Tencent is the owner of WeChat, but it’s also the world’s biggest games company. It partly owns the online video game Fortnite which is emerging as a social network. Alongside this, the company is expanding WeChat into a gaming platform. Since December 2017, WeChat’s in-app games have been a huge driver of the messaging platform’s engagement. 17% of Chinese now play online games on a weekly basis.

It’s little wonder then that Facebook and Snapchat are introducing games and playful elements on their platforms. For instance, Facebook Messenger’s ‘Don’t Blink’ game challenges all those on a video call to keep their eyes open for as long as possible. Facial recognition spots closed eyes and the last one to blink wins. Snapchat rolled out last year its AR games feature, Snappables, which uses Snap’s familiar lens formats. This spring the partly Tencent-owned company is reportedly launching its own gaming platform.

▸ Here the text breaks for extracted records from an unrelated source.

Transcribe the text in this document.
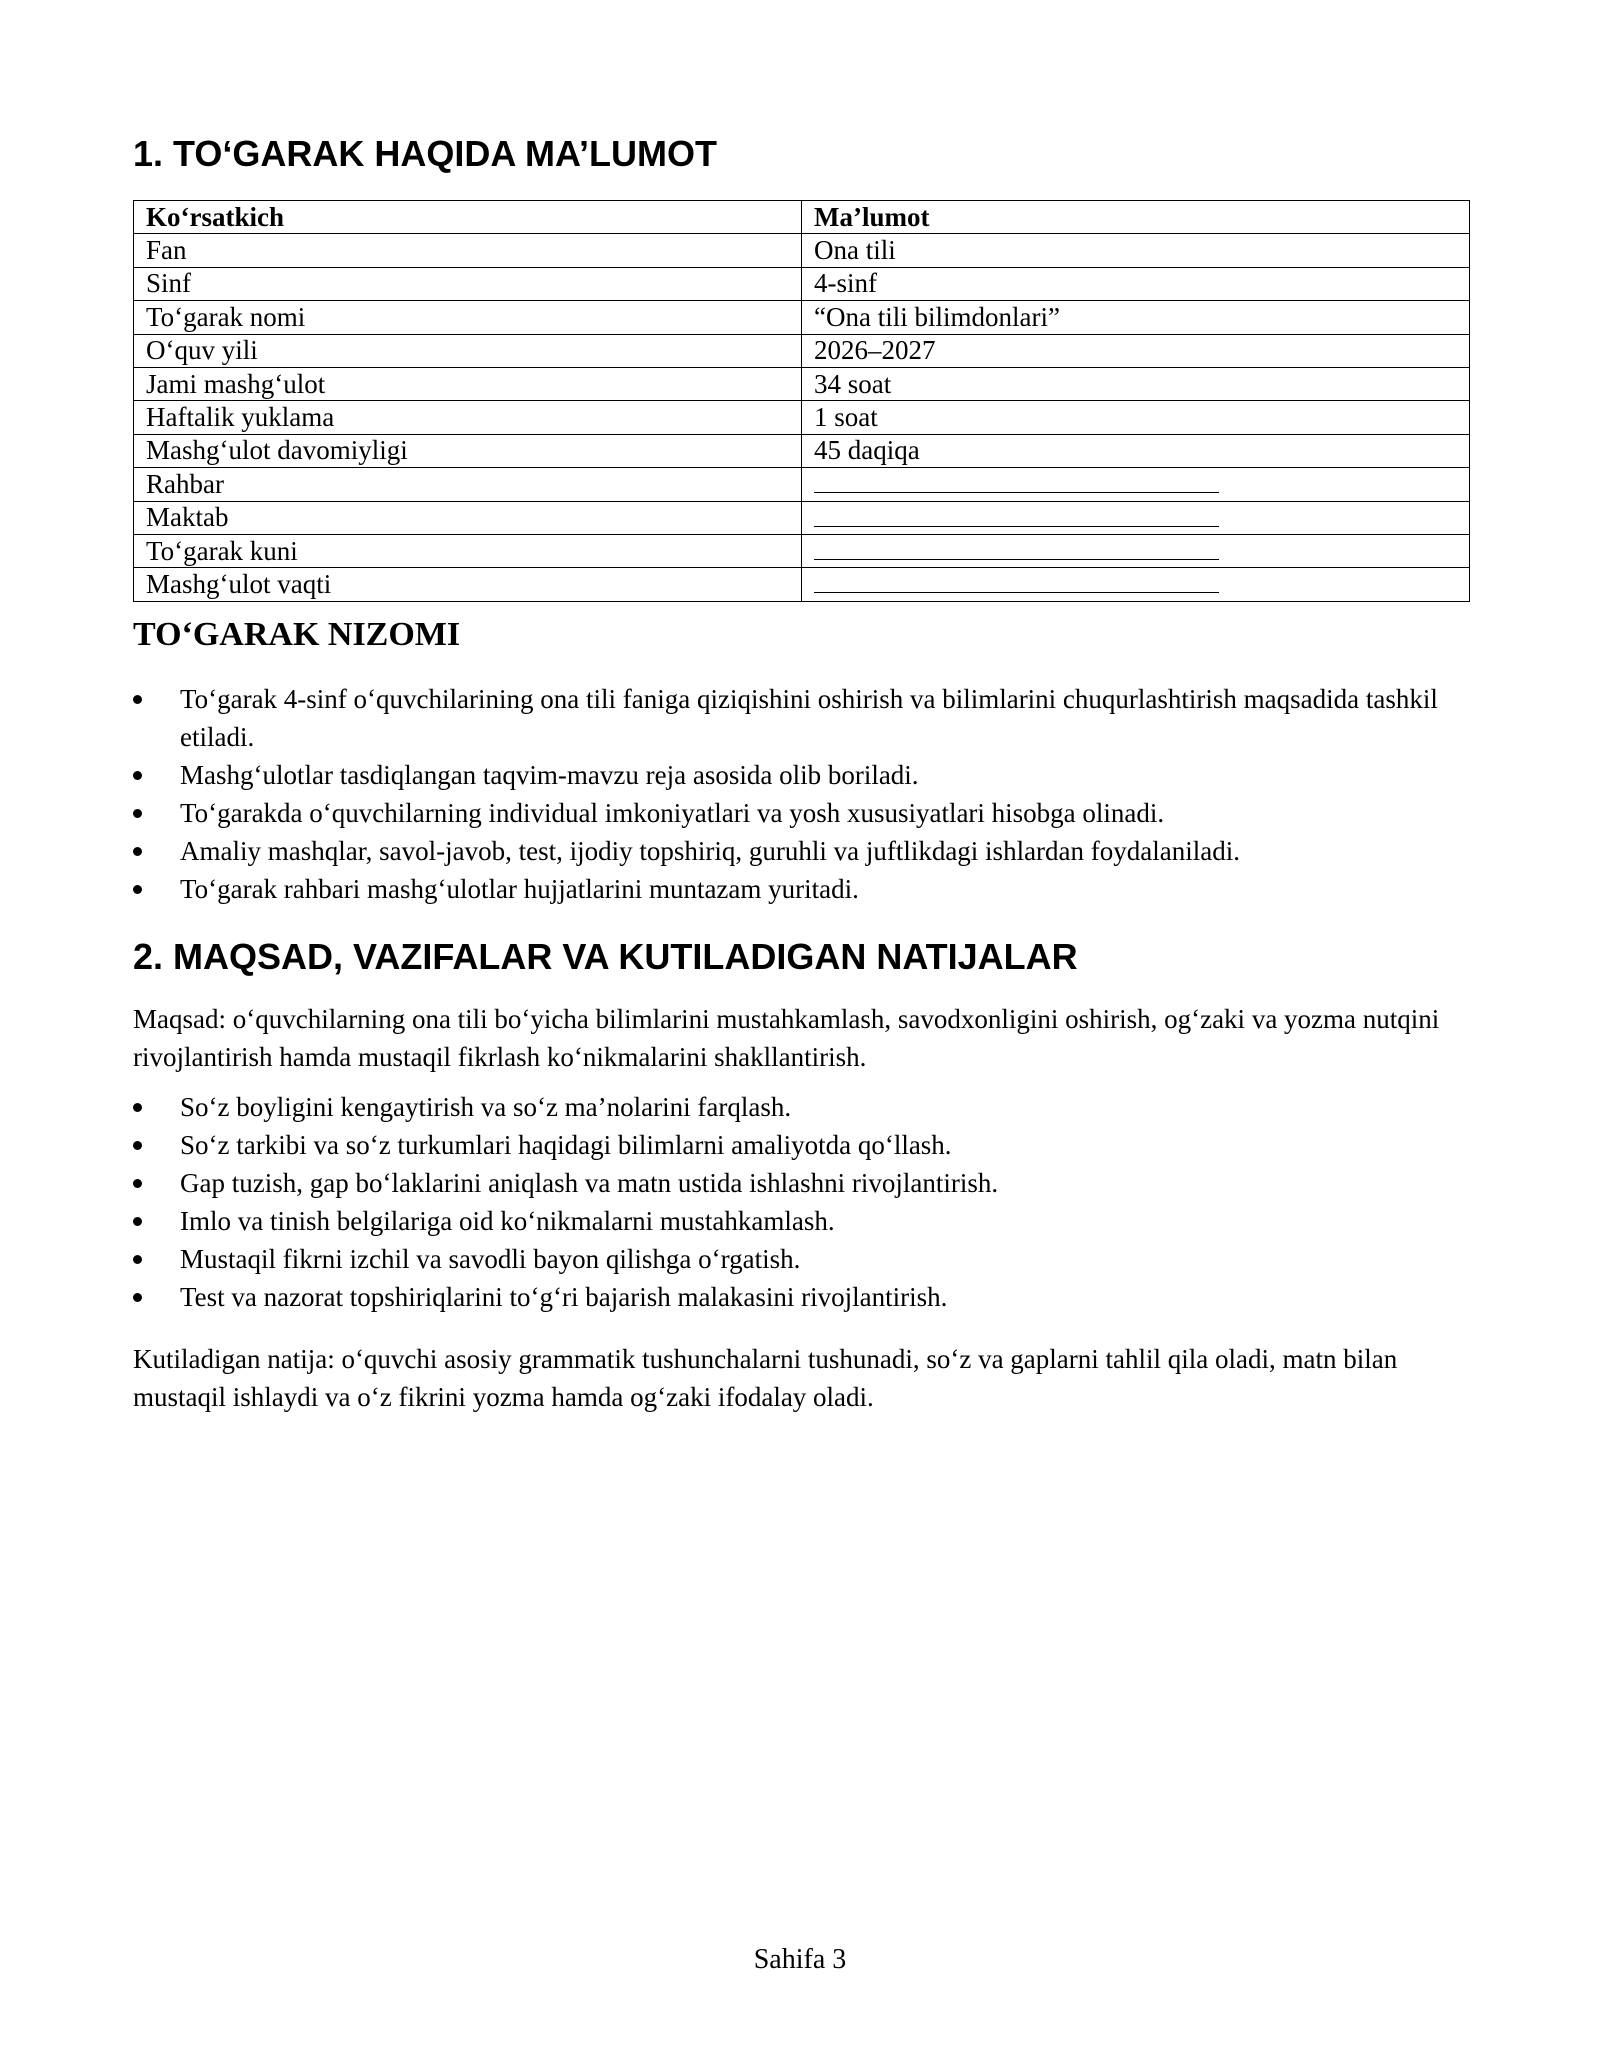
1. TO‘GARAK HAQIDA MA’LUMOT
Ko‘rsatkich	Ma’lumot
Fan	Ona tili
Sinf	4-sinf
To‘garak nomi	“Ona tili bilimdonlari”
O‘quv yili	2026–2027
Jami mashg‘ulot	34 soat
Haftalik yuklama	1 soat
Mashg‘ulot davomiyligi	45 daqiqa
Rahbar	
Maktab	
To‘garak kuni	
Mashg‘ulot vaqti	
TO‘GARAK NIZOMI
To‘garak 4-sinf o‘quvchilarining ona tili faniga qiziqishini oshirish va bilimlarini chuqurlashtirish maqsadida tashkil etiladi.
Mashg‘ulotlar tasdiqlangan taqvim-mavzu reja asosida olib boriladi.
To‘garakda o‘quvchilarning individual imkoniyatlari va yosh xususiyatlari hisobga olinadi.
Amaliy mashqlar, savol-javob, test, ijodiy topshiriq, guruhli va juftlikdagi ishlardan foydalaniladi.
To‘garak rahbari mashg‘ulotlar hujjatlarini muntazam yuritadi.
2. MAQSAD, VAZIFALAR VA KUTILADIGAN NATIJALAR

Maqsad: o‘quvchilarning ona tili bo‘yicha bilimlarini mustahkamlash, savodxonligini oshirish, og‘zaki va yozma nutqini rivojlantirish hamda mustaqil fikrlash ko‘nikmalarini shakllantirish.

So‘z boyligini kengaytirish va so‘z ma’nolarini farqlash.
So‘z tarkibi va so‘z turkumlari haqidagi bilimlarni amaliyotda qo‘llash.
Gap tuzish, gap bo‘laklarini aniqlash va matn ustida ishlashni rivojlantirish.
Imlo va tinish belgilariga oid ko‘nikmalarni mustahkamlash.
Mustaqil fikrni izchil va savodli bayon qilishga o‘rgatish.
Test va nazorat topshiriqlarini to‘g‘ri bajarish malakasini rivojlantirish.

Kutiladigan natija: o‘quvchi asosiy grammatik tushunchalarni tushunadi, so‘z va gaplarni tahlil qila oladi, matn bilan mustaqil ishlaydi va o‘z fikrini yozma hamda og‘zaki ifodalay oladi.

Sahifa 3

Both trends; shopping on social platforms and gaming on them, shows how the role and functionalities on social platforms are expanding. On WeChat, users can do anything from shopping, banking and dating to hailing rides, booking flights and ordering food. These various functions are through their ‘mini-programs’. These programs effectively make WeChat an operating system rather than an app - everything else runs from it. For example, to call a taxi from Didi Chuxing, ‘the Chinese version of Uber’, you would likely use Didi’s mini program on WeChat, not Didi’s own app. WeChat now has over one million ‘mini-programs’ – over half the number of apps in Apple’s app store.

It’s safe to predict that the influence of Chinese digital giants will grow even more in 2019.  In January, Facebook announced it plans to integrate its messaging services on Instagram, WhatsApp and Facebook Messenger. In March, the New York Times revealed, Facebook was developing its own payment system. And in his recent note on the company’s future, Mark Zuckerberg wrote:

“We plan to build – – more ways for people to interact – – including calls, video chats, groups, stories, businesses, payments, commerce, and ultimately a platform for many other kinds of private services.”

Sounds familiar? Chinese influence has never been bigger.